CHAIRMAN OF THE MEETING, or[3] of

as my/our proxy to vote and act for me/us at the special general meeting (and at any adjournment thereof) of the Company (the “ Meeting ”) to be held at Board Room, 1st Floor, South Pacific Hotel, 23 Morrison Hill Road, Wanchai, Hong Kong on Thursday, 16 December 2010 at 11:00 a.m. for the purpose of considering and, if thought fit, passing, with or without modification, the resolution set out in the notice convening the Meeting (the “ Notice ”) and at such Meeting (and at any adjournment thereof) to vote for me/us and in my/our name(s) in respect of the resolution as indicated below, or if no such indication is given, as my/our proxy thinks fit.

  • ORDINARY RESOLUTIONS FOR[4] AGAINST[4]

    1. (a) To approve, ratify and confirm the conditional placing agreement dated 8 October 2010 (the “ Placing Agreement ”) entered into between the Company and Kingston Securities Limited (the “ Placing Agent ”) pursuant to which, inter alia, the Company agrees to place, through the Placing Agent, on a best efforts basis, up to 1,600,000,000 new shares of the Company at a price of HK$0.10 per share (the “ Placing Shares ”) in one or more tranches; (b) to approve the allotment and issue of the Placing Shares pursuant to and in accordance with the terms and conditions of the Placing Agreement; and (c) to authorise any one director of the Company to exercise all powers to effect the placing and the Placing Agreement.
    1. (a) To approve the conditional subscription agreement dated 8 October 2010 (the “ Subscription Agreement ”) relating to proposed issue of convertible bonds in the aggregate principal amount of HK$150,000,000 (the “ Convertible Bonds ”); (b) to approve the allotment and issue 1,500,000,000 conversion shares at an initial conversion price of HK$0.10 upon exercising the conversion right attaching to the Convertible Bonds in full (the “ Conversion Shares ”); (c) to authorise any one director of the Company to exercise all powers to effect the Subscription Agreement, the issue of the Conversion Bonds and the issue and allotment of the Conversion Shares into effect.

Dated this

day of 2010 Signature[5] :

Notes:

  1. Full name(s) and address(es) to be inserted in BLOCK CAPITALS . 2. Please insert the number of shares registered in your name(s) to which the proxy relates. If no number is inserted, this form of proxy will be deemed to relate to all the shares of the Company registered in your name(s).
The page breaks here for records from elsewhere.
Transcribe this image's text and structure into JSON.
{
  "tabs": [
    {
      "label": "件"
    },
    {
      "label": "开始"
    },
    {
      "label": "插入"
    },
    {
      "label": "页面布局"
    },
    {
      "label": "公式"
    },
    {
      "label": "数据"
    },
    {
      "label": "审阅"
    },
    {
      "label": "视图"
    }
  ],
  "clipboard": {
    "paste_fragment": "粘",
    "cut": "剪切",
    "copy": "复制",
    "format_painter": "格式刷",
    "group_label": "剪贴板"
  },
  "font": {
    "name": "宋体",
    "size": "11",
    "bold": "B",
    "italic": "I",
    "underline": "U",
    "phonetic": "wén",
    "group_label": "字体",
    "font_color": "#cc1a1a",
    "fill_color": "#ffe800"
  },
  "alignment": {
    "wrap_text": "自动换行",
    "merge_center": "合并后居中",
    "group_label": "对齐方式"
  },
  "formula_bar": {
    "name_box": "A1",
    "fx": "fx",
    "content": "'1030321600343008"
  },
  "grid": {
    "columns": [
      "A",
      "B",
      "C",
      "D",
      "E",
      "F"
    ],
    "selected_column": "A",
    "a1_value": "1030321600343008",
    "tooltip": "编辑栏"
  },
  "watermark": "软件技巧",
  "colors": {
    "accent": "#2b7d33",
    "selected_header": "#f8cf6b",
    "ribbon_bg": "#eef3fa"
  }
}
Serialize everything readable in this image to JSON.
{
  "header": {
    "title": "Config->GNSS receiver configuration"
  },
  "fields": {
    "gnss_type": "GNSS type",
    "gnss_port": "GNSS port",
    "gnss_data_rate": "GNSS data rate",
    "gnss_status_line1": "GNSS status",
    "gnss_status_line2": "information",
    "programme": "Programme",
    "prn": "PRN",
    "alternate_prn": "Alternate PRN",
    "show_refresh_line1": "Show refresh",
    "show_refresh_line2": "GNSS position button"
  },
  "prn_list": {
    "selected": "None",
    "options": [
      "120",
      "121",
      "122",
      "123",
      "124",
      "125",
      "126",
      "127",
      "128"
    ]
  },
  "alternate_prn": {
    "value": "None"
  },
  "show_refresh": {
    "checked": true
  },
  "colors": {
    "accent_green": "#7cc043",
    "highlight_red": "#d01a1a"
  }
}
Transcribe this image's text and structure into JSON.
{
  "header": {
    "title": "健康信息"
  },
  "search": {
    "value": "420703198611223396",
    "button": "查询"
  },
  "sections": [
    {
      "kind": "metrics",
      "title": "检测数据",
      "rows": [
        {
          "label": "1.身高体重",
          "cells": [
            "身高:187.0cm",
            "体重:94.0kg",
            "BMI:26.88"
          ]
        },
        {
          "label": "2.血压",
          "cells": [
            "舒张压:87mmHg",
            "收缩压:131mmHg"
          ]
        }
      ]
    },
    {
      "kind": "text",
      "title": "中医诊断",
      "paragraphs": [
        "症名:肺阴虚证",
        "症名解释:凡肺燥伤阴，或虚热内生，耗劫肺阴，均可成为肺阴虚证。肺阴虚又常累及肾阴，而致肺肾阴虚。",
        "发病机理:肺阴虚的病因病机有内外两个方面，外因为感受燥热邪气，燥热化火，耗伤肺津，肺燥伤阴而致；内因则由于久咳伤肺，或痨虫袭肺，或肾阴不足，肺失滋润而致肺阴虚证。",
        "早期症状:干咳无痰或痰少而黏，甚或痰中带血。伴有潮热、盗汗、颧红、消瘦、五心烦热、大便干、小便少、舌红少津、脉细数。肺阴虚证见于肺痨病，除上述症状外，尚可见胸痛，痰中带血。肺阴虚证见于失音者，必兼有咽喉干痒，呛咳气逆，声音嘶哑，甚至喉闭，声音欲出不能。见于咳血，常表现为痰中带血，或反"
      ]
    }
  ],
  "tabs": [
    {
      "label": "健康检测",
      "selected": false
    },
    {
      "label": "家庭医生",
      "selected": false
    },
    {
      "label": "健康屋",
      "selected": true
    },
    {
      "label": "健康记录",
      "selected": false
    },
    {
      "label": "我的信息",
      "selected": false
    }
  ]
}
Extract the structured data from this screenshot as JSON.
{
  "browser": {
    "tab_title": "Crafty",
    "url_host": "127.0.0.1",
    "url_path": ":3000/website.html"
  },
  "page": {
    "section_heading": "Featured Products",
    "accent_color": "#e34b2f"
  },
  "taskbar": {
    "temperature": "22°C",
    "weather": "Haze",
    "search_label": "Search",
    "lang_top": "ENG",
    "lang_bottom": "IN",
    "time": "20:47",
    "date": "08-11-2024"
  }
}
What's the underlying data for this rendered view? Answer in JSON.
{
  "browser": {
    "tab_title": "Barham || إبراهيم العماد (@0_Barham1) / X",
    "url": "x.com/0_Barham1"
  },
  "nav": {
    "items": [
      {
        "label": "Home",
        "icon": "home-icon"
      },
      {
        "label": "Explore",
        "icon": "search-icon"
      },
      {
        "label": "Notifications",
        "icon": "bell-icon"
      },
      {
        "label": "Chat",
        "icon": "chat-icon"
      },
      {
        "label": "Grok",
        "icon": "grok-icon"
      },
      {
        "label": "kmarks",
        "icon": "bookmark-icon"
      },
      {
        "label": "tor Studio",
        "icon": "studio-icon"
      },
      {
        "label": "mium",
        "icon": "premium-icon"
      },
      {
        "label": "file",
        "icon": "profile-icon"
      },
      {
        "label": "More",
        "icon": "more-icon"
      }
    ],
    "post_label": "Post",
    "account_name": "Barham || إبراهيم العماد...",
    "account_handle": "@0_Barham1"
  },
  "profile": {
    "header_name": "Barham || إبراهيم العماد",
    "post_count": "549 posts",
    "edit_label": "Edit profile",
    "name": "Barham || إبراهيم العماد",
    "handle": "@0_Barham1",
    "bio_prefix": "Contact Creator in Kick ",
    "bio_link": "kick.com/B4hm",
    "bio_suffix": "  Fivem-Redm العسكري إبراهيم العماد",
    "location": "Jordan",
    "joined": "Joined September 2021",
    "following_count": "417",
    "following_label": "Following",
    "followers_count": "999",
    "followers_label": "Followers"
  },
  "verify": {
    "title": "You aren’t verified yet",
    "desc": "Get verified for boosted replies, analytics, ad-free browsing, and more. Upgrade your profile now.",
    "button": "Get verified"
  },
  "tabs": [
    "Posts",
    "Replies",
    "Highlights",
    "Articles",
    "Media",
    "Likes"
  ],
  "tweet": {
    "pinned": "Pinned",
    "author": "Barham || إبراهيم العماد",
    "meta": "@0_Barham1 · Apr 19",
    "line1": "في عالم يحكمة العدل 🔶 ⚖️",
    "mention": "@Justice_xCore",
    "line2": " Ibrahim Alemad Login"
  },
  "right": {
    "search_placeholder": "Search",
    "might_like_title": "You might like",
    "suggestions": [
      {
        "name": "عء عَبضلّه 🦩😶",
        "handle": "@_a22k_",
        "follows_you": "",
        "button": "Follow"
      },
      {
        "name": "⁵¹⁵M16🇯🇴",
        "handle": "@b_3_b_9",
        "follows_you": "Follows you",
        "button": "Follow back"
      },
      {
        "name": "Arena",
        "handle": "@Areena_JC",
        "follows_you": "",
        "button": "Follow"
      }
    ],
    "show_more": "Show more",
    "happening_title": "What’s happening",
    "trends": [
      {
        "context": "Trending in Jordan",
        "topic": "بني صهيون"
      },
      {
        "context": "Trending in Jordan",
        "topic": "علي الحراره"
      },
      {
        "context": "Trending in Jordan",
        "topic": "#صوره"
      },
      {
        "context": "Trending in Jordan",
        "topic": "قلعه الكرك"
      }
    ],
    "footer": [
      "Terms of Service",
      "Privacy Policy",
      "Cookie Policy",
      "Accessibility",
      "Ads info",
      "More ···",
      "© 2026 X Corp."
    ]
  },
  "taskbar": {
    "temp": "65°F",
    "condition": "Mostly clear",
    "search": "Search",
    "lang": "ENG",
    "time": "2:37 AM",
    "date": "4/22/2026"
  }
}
  2. If any proxy other than the Chairman is preferred, strike out “Chairman of the meeting” and insert the name and address of the proxy desired in the space provided. ANY ALTERATION MADE TO THIS FORM OF PROXY MUST BE INITIALLED BY THE PERSON WHO SIGNS IT .

  3. IMPORTANT: IF YOU WISH TO VOTE FOR ANY RESOLUTIONS, TICK THE APPROPRIATE BOXES MARKED “FOR”. IF YOU WISH TO VOTE AGAINST ANY RESOLUTIONS, TICK THE APPROPRIATE BOXES MARKED “AGAINST” . Failure to complete any or all the boxes will entitle your proxy to cast his votes at his discretion. Your proxy will also be entitled to vote at his discretion on any resolution properly put to the Meeting other than those referred to the Notice convening the Meeting.

  4. This form of proxy must be signed by you or your attorney duly authorized in writing or, in the case of a corporation, must be either under its common seal or under the hand of an officer or attorney duly authorized.

  5. In the case of joint holders, the vote of the senior who tenders a vote, whether in person or by proxy, will be accepted to the exclusion of the votes of the other joint holder(s), and for this purpose seniority will be determined by the order in which the names stand in the Register of Members of the Company.

  6. To be valid, this form of proxy, together with any power of attorney (if any) or other authority (if any) under which it is signed or a notarially certified copy thereof, must be deposited at the Company’s branch share registrar, Tricor Secretaries Limited at 26th Floor, Tesbury Centre, 28 Queen’s Road East, Wanchai, Hong Kong no later than 48 hours before the appointed time for the holding of the Meeting (or at any adjournment thereof).

  7. A proxy need not be a member of the Company but must attend the Meeting in person to represent you. 9. Completion and delivery of this form of proxy will not preclude you from attending and voting at the Meeting if you so wish.